AMD: R9xx Speculation

Jawed · Nov 1, 2010

3dcgi said:
The barycentrics don't go through LDS, they pre-populate the GPRs.

Here:

http://www.gamedev.net/community/forums/topic.asp?topic_id=540832

is an HS and DS. Looking at the ISA for the DS:

Code:

00 ALU: ADDR(32) CNT(19) 
      0  x: ADD         T0.x, -R0.y,  1.0f      
         y: MUL_e       T0.y,  R0.x,  (0x40400000, 3.0f).x      
         z: ADD         T0.z, -R0.x,  1.0f      
         w: MUL_e       T0.w,  R0.y,  (0x40400000, 3.0f).x      
         t: MOV         R1.x,  0.0f      
      1  x: MUL_e       ____,  R0.x,  PV0.y      
         y: MUL_e       ____,  PV0.z,  PV0.z      
         z: MUL_e       ____,  R0.y,  PV0.w      
         w: MUL_e       T1.w,  PV0.x,  PV0.x      
         t: MOV         R1.y,  1      
      2  x: MUL_e       R3.x,  T0.w,  PV1.w      
         y: MUL_e       R5.y,  T0.z,  PV1.x      
         z: MUL_e       R5.z,  T0.y,  PV1.y      
         w: MUL_e       R5.w,  T0.x,  PV1.z      
         t: MUL_e       R4.y,  T0.z,  PV1.y      
      3  x: MUL_e       R2.x,  R0.x,  R0.x      
         y: MUL_e       R2.y,  R0.y,  R0.y      
         w: MUL_e       R2.w,  T0.x,  T1.w      VEC_120 
[...]

indicates that R0.xy contains the vertex output by TS. Sigh, first time I've actually studied the shader closely enough.

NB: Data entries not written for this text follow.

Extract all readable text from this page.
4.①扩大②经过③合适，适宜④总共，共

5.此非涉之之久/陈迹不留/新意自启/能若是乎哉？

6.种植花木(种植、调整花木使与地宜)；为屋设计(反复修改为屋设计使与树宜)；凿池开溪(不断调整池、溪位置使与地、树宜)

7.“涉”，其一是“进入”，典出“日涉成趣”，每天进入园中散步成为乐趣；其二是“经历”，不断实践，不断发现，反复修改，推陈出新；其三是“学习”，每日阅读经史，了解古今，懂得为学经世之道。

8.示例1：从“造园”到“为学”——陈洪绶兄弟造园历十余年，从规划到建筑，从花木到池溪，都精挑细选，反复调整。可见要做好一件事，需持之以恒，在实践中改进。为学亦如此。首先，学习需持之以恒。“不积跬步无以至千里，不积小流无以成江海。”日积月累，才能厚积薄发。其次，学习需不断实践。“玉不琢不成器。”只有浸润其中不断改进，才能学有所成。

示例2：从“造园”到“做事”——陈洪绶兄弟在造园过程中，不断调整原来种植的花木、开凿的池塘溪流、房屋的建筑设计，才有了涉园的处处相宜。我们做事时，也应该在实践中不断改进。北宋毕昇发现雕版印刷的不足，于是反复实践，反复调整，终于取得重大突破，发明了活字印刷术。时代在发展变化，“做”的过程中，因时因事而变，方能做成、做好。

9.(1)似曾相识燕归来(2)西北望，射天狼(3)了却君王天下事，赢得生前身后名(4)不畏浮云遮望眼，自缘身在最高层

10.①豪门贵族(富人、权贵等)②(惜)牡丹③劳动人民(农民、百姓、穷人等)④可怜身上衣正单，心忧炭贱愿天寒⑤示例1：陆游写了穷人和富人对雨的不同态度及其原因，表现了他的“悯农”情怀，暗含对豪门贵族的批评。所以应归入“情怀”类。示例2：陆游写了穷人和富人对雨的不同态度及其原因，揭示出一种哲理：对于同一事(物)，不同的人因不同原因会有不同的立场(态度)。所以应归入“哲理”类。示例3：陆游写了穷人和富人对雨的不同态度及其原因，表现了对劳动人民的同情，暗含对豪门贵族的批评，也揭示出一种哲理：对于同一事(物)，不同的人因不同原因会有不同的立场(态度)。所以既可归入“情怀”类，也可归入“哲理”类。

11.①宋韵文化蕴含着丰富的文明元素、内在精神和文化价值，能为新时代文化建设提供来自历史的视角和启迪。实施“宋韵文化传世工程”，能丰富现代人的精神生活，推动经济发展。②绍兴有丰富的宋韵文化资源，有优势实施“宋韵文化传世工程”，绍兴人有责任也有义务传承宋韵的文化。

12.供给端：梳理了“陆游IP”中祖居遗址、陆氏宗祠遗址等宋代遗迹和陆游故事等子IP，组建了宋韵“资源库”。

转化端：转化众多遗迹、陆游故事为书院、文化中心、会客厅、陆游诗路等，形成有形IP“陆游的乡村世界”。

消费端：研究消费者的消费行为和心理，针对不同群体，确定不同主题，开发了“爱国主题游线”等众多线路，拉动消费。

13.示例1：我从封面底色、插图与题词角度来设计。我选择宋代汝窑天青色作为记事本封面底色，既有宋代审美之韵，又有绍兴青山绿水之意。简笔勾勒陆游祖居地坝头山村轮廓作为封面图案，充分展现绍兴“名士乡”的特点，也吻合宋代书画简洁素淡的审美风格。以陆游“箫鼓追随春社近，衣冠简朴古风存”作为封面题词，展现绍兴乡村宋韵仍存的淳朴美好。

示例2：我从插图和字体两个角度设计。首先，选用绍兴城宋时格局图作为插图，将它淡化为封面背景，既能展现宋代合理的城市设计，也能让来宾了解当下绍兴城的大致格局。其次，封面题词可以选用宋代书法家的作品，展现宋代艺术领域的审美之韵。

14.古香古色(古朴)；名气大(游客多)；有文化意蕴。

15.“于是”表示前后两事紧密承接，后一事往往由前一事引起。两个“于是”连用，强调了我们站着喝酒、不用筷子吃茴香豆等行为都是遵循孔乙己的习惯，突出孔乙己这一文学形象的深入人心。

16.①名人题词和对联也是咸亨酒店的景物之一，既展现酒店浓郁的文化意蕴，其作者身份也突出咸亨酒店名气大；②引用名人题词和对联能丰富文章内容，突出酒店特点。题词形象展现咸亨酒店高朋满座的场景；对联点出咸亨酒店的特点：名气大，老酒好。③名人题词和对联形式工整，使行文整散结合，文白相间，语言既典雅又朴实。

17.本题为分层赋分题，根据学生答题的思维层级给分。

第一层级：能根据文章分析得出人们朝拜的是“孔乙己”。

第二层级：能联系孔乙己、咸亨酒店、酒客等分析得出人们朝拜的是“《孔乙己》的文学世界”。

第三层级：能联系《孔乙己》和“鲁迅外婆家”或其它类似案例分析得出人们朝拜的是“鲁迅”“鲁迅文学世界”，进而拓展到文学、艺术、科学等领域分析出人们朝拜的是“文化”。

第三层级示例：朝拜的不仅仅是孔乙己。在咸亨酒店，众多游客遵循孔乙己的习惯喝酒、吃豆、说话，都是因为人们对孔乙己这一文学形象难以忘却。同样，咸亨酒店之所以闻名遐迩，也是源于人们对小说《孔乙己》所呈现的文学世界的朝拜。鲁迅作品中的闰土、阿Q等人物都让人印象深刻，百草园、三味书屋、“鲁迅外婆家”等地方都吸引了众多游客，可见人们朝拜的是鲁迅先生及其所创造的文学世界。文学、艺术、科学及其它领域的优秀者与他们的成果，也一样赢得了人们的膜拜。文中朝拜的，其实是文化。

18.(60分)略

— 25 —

So LDS is not holding the output from TS in this case, it's being written directly into GPRs. This is pretty similar to what the interpolator block used to do, creating allocations in the register file and populating shader inputs with data by setting GPRs.

Taken at face value (and ignoring the registers HS uses), the 8 GPR allocation for this DS means that 32 threads can be in flight on the SIMD. Which is 2048 vertices output from TS.

So the count of vertices that a SIMD can accept from TS is determined by GPR allocation for the DS.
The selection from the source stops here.